Just in time for Valentine’s Day, Thalian Association opens “They’re Playing Our Song” on the main stage at Thalian Hall. The sweet, romantic comedy follows the trials and tribulations of a songwriting team trying to decide if they are collaborating personally or professionally.
“They’re Playing Our Song” is not an incredibly well-known musical. The response most theatre people have when they hear the title is, “Isn’t that Neil Simon?” Yes, comedic genius Neil Simon did write the book for the musical. The lyricist, Carole Bayer Sager, and composer, Marvin Hamlisch, are the real-life inspiration for the characters of Sonia (Shannon Profita) and Vernon (Jeff Hidek). Vernon and Sonia are matched up by their agents to collaborate on writing hit songs. The same week “They’re Playing Our Song” opened at Thalian Hall, Cinematique hosted in the studio theatre the film “Best Worst Thing That Ever Could Have Happened.” It covers a show that was destined for success: “Merrily We Roll Along.” The creative team of Stephen Sondheim and Hal Prince were adapting the Kaufman and Hart play. With that kind of track record and genius, what could go wrong? Well, in the case of “Merrily We Roll Along,” the show closed early and was a flop that eventually found its feet years later in revivals.
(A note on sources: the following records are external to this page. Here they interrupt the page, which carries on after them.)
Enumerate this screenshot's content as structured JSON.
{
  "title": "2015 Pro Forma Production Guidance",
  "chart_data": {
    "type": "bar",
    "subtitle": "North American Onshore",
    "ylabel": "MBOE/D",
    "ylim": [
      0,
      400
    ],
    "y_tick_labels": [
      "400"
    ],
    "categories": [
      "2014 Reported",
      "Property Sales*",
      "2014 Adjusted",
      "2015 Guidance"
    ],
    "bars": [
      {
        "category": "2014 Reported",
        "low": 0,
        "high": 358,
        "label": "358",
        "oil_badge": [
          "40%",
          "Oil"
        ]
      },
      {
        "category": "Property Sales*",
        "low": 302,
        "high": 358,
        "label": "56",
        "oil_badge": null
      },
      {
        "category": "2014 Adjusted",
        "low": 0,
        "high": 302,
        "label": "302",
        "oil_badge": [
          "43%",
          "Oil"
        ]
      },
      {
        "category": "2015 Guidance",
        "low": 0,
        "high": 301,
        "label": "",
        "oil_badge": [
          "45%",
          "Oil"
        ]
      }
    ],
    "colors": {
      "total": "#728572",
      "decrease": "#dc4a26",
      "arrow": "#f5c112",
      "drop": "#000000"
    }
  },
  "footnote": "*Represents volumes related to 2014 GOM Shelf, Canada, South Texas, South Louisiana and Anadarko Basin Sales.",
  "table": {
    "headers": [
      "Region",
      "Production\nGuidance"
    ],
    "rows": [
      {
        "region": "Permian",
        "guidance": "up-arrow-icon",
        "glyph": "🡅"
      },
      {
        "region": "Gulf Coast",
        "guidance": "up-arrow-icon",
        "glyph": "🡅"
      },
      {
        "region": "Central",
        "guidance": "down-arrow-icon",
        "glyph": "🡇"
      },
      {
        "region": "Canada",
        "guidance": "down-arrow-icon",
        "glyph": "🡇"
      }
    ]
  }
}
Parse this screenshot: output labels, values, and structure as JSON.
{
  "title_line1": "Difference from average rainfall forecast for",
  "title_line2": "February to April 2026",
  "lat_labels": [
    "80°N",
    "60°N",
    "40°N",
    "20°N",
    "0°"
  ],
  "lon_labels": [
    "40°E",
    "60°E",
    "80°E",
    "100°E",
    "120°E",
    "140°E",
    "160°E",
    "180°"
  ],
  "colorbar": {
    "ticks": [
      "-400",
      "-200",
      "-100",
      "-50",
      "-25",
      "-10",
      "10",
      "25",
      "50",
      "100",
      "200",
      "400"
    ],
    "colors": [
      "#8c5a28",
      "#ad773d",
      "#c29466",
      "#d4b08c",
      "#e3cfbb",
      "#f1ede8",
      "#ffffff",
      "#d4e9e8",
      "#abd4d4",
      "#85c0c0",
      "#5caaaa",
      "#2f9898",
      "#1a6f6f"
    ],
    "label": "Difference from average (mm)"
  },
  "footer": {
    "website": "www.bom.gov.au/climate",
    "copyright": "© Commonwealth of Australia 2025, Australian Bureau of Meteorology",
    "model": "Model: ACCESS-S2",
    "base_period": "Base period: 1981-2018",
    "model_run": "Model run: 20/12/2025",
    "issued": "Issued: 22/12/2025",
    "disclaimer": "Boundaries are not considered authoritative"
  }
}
The film finds a way of showing just how beautiful and complicated both the creative process and human experience are. Similarly, “They’re Playing Our Song” had a creative team that seemed unstoppable, but something doesn’t quite gel in the script. It is a concept piece: Outside of Sonia and Vernon, the only other performers onstage are the three-person Greek chorus that represent our protagonists’ innermost thoughts. Sydney Smith Martin, Johanna Winkel and Alexandra Nevill follow Sonia and are desperately trying to get her out of her own way. Sam Robison, Dom Gibbs and Ty Myatt represent Vernon and hit one of the visual high notes in the show when they appear onstage in lamé hospital gowns during the song “Fill in the Words.”
This show makes extraordinary demands upon the leads. Even with the help of the Greek chorus, with a single story line, Profita and Hidek must hold the audience’s attention for two hours. It’s not a show of big-production dance numbers; though, “Workin’ It Out,” the song that introduces the chorus, is a lot of fun. The song explores the possibility of Sonia and Vernon’s collaboration musically, their different working styles and their different ways of approaching each other.
“When You’re in My Arms”—the ballad that opens Act 2 and includes the choruses again—captures the beauty of moments alone with the person you truly love. Hidek has a lovely voice and Profita clearly wants to belt out a soaring refrain, but the score never gives her a chance to really show off what she can do. For the leads this score is more of a marathon: They sing every song. So, unlike a typical musical—with secondary leads bringing in memorable tunes and character actors taking at least one, before doing a bang-up finale with the ensemble—at the end of each act, these two do not get a chance to really concentrate on the big show-stopping solos that are hallmarks of musical theatre leads. When they finally do get things figured out in their relationship, they are sweet as a couple. But they don’t seem to have any friends—and that should be a red flag for each of them. Frankly, I don’t think I would be up to shouldering the emotional burden of being the only friend to either of them. Hidek’s Vernon is driven and successful, but still a little infantile emotionally. Profita’s Sonia is a whirlwind of exhaustion. She cannot focus on a moment, person or topic long enough to take a breath and be in the same room with Vernon. The average dervish could take lessons from her. Where does she find the energy?
Terry Collins’ set designs are fabulous. From Vernon’s perfectly decorated expensive apartment to Sonia’s artful dump with the objet trouvé look. Collins really makes each locale pop, from the kitschy beach cottage to the equally hip discotheque (director Cathy Street set the show like a ‘70s sitcom).
I would love to be able to rewrite “They’re Playing Our Song.” To begin with, it needs a subplot. There is too much pressure on the leads to carry a two hour-plus show on their shoulders with nothing much going on plot-wise.
“How much would Shakespeare have gotten in there?” my date half-joked on the way home.
“Are you kidding?” I responded. “A set of twins, mistaken identity, false arrest and a couple of murders, at least!”
Alas the only plot point remains: Two people cannot figure out how to work together or be in love or both. Frankly, it would make a fine one-act, but it is just not enough for a full-length show.
Hamlisch didn’t really carry the weight on the music writing endeavor either. There are only nine songs in the show—and two of them are reprised to the point of irritation. It’s not like he didn’t know better; this is the composer who wrote the score for “A Chorus Line.”
Still, for the most part, the script is very funny, filled with Simon’s signature fast-paced banter. Hidek will win audience’s hearts when he sings “Fallin’.” And Profita’s “I Still Believe In Love” will remind you why you brought your Valentine to the theatre. And the chorus will remind you to not take life too seriously.